What none of them have is a meaningful public consequence structure for officials who consistently perform poorly.
NFL referees are graded internally. Poor grades can affect playoff assignments. In extreme cases, officials are not re-hired the following season. But the process is entirely opaque, and the league communicates essentially nothing about it to the public.
The NBA's Last Two Minutes Report has revealed missed calls in close games affecting playoff positioning — and the officials involved have faced, as far as anyone can tell, no public consequences.
Technology Is Available and Being Ignored
This is the part that's genuinely inexcusable. The technology to get more calls right exists and is not being fully utilized.

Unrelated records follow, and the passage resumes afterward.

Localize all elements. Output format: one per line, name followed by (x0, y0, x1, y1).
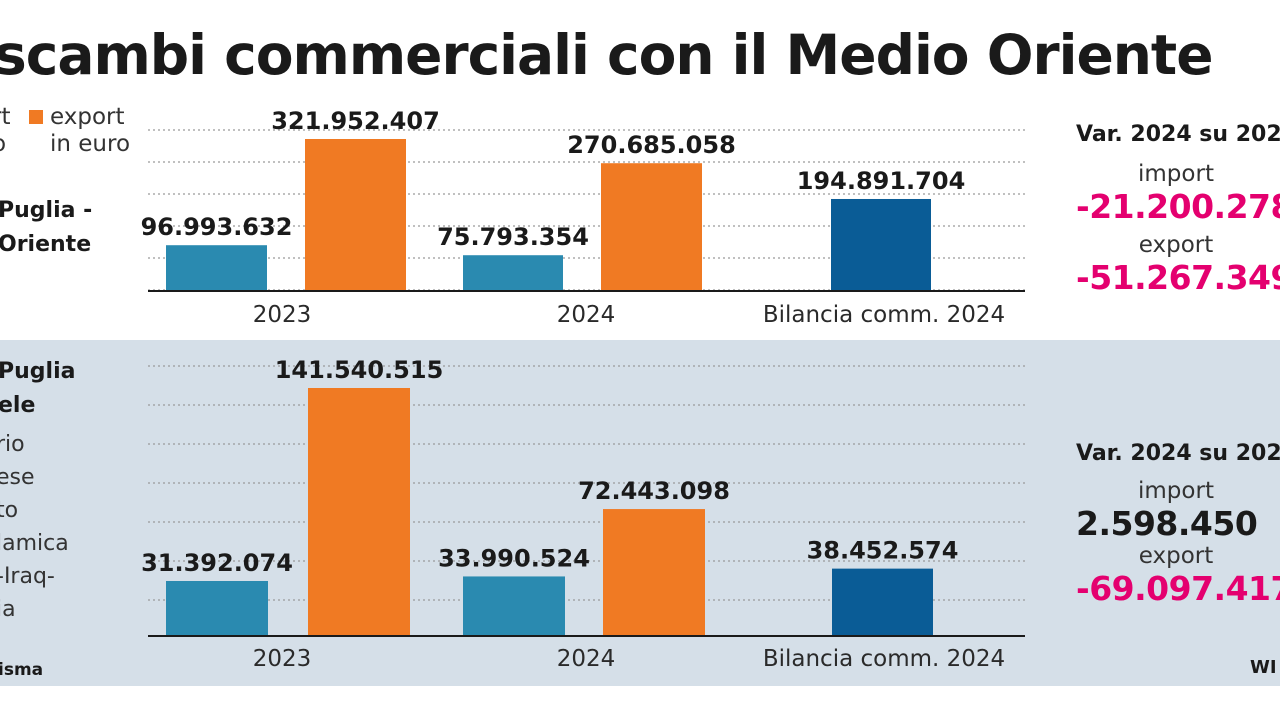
data-label-bottom-import-0: 31.392.074 (141, 549, 293, 577)
top-section-label-line-2: Oriente (0, 232, 92, 257)
tick-label-top-2: Bilancia comm. 2024 (763, 302, 1005, 328)
bottom-section-label-line-2: ele (0, 393, 36, 418)
variation-bottom-import-value: 2.598.450 (1076, 504, 1258, 543)
bar-bottom-import-0 (166, 580, 268, 636)
variation-top: Var. 2024 su 202 import -21.200.278 expo… (1076, 122, 1280, 297)
variation-top-import-value: -21.200.278 (1076, 187, 1280, 226)
bottom-section-label-line-1: Puglia (0, 359, 76, 384)
data-label-top-balance-2: 194.891.704 (797, 167, 966, 195)
bar-bottom-balance-2 (832, 568, 933, 636)
bottom-section-sublabel: rio ese to lamica -Iraq- ia (0, 428, 69, 626)
bar-bottom-export-0 (308, 388, 410, 636)
data-label-top-import-1: 75.793.354 (437, 223, 589, 251)
tick-label-bottom-0: 2023 (253, 646, 312, 672)
variation-bottom-export-label: export (1138, 543, 1214, 569)
bottom-sub-line-2: ese (0, 465, 35, 490)
bottom-sub-line-6: ia (0, 597, 16, 622)
variation-top-export-value: -51.267.349 (1076, 258, 1280, 297)
variation-bottom-export-value: -69.097.417 (1076, 569, 1280, 608)
data-label-bottom-export-0: 141.540.515 (275, 356, 444, 384)
top-section-label: Puglia - Oriente (0, 194, 92, 262)
bar-top-import-0 (166, 245, 267, 291)
data-label-top-import-0: 96.993.632 (141, 213, 293, 241)
tick-label-bottom-2: Bilancia comm. 2024 (763, 646, 1005, 672)
bar-bottom-import-1 (463, 576, 565, 636)
source-note: isma (0, 660, 44, 680)
chart-title: scambi commerciali con il Medio Oriente (0, 23, 1214, 87)
bottom-sub-line-5: -Iraq- (0, 564, 55, 589)
data-label-top-export-0: 321.952.407 (271, 107, 440, 135)
tick-label-bottom-1: 2024 (557, 646, 616, 672)
bottom-sub-line-4: lamica (0, 531, 69, 556)
bottom-section-label: Puglia ele (0, 355, 75, 423)
data-label-bottom-import-1: 33.990.524 (438, 544, 590, 572)
legend-import: rt o (0, 104, 10, 158)
variation-top-title: Var. 2024 su 202 (1076, 122, 1280, 147)
legend-import-line-2: o (0, 131, 10, 158)
variation-bottom-title: Var. 2024 su 202 (1076, 441, 1280, 466)
legend-export: export in euro (50, 104, 130, 158)
data-label-bottom-export-1: 72.443.098 (578, 477, 730, 505)
variation-top-import-label: import (1138, 161, 1214, 187)
bar-top-balance-2 (831, 198, 931, 291)
variation-bottom: Var. 2024 su 202 import 2.598.450 export… (1076, 441, 1280, 608)
tick-label-top-0: 2023 (253, 302, 312, 328)
legend-export-line-2: in euro (50, 131, 131, 157)
bar-top-export-0 (305, 139, 406, 291)
legend-import-line-1: rt (0, 104, 11, 130)
legend-export-swatch (29, 110, 43, 124)
bottom-sub-line-3: to (0, 498, 19, 523)
variation-top-export-label: export (1138, 232, 1214, 258)
variation-bottom-import-label: import (1138, 478, 1214, 504)
legend-export-line-1: export (50, 104, 125, 130)
bar-top-export-1 (601, 163, 702, 291)
bar-top-import-1 (463, 255, 563, 291)
brand-logo-text: WI (1250, 657, 1277, 678)
bottom-sub-line-1: rio (0, 432, 25, 457)
bar-bottom-export-1 (603, 509, 705, 636)
tick-label-top-1: 2024 (557, 302, 616, 328)
data-label-top-export-1: 270.685.058 (567, 131, 736, 159)
data-label-bottom-balance-2: 38.452.574 (807, 537, 959, 565)
top-section-label-line-1: Puglia - (0, 198, 93, 223)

MLB's automated strike zone system — ABS — has been tested extensively in the minor leagues and has proven to be dramatically more accurate than human umpires. MLB has been studying it for years. It has not been implemented at the major league level, in part because of resistance from the umpires' union.
The NFL has replay review but the process is cumbersome, slow, and limited in scope. Pass interference was briefly reviewable after the Saints debacle — and then the rule was quietly reverted after one season.

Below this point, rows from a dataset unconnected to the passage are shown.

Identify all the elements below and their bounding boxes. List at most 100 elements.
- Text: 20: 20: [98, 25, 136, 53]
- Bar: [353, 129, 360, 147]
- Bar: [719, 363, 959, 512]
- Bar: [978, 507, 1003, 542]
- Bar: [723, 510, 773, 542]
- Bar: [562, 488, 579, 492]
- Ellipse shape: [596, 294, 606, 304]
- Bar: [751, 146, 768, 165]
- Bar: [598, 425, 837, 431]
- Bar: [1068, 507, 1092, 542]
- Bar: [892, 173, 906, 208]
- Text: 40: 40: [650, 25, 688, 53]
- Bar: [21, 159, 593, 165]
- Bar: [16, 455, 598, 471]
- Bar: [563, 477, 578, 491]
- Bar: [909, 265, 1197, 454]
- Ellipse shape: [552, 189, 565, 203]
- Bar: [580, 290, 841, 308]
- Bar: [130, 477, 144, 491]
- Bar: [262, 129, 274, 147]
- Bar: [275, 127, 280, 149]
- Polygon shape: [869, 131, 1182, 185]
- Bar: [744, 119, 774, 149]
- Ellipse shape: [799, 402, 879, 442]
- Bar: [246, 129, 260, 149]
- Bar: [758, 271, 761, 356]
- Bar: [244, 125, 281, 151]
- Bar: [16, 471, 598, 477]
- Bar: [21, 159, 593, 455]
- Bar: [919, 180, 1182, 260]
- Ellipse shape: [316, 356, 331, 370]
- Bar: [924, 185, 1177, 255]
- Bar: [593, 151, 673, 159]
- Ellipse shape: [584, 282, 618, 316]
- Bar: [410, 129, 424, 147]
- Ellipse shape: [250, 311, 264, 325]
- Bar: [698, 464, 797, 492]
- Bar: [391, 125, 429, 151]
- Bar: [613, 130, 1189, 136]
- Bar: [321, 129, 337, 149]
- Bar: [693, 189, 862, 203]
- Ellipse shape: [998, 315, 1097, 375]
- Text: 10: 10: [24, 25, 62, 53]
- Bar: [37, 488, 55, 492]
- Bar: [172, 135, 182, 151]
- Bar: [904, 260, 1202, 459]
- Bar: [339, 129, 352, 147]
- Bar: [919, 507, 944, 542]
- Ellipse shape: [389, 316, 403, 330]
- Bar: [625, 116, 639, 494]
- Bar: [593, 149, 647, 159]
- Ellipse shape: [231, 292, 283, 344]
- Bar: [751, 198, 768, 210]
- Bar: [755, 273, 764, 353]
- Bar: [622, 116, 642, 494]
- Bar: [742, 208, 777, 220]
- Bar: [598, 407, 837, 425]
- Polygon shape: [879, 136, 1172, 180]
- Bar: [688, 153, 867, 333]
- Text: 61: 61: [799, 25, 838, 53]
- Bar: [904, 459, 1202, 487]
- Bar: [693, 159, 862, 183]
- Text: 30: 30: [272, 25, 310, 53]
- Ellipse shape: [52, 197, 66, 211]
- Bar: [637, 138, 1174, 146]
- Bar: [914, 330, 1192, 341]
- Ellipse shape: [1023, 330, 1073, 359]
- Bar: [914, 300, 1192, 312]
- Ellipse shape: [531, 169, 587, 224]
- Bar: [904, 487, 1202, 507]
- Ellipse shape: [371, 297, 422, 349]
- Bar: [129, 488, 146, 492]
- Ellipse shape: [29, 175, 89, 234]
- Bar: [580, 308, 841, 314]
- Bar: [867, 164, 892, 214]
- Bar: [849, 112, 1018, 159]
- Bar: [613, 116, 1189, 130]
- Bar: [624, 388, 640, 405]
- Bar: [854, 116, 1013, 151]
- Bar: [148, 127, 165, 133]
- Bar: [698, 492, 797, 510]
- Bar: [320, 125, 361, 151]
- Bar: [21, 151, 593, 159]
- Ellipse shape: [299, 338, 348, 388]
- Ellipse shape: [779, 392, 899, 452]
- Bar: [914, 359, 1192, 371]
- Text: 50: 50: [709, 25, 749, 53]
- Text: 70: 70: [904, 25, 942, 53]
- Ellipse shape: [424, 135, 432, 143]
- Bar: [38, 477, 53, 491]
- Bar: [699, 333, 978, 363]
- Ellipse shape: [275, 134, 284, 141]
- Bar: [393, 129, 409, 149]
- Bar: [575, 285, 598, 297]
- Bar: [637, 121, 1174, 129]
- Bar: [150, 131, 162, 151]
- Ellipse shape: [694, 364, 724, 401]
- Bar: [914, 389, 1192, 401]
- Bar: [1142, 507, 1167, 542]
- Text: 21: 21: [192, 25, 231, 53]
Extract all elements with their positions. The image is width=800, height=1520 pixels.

The pattern is consistent: leagues introduce accountability measures and then retreat from them when they create friction with officials or slow the game.
Why the Leagues Protect Refs
This is the uncomfortable question. Why do leagues consistently shield officials from meaningful accountability?
Partial answer: officials' unions. Referees in the major leagues are unionized and have negotiated significant protections. Their employment agreements limit what leagues can say publicly about performance.
Partial answer: integrity optics. The more a league publicly acknowledges officiating failures, the more it feeds narratives — some good faith, some conspiratorial — about the games being compromised. There's a real institutional incentive to minimize the discourse around bad officiating.
Partial answer: power. Officiating is a control mechanism. Discretionary calls — flagrant fouls, technical fouls, pass interference — give officials enormous power over game flow. Leagues have historically been comfortable with that ambiguity.
What Accountability Would Actually Look Like
A public grading system with real career consequences for sustained poor performance. Full implementation of available technology for reviewable calls. Faster, more accessible replay review. Independent oversight of officiating grades rather than self-policing.
None of this is radical. All of it is resisted.
Until leagues treat officiating accountability as a product quality issue rather than an internal HR matter, the bad calls will keep coming — and the officials making them will keep facing no consequences.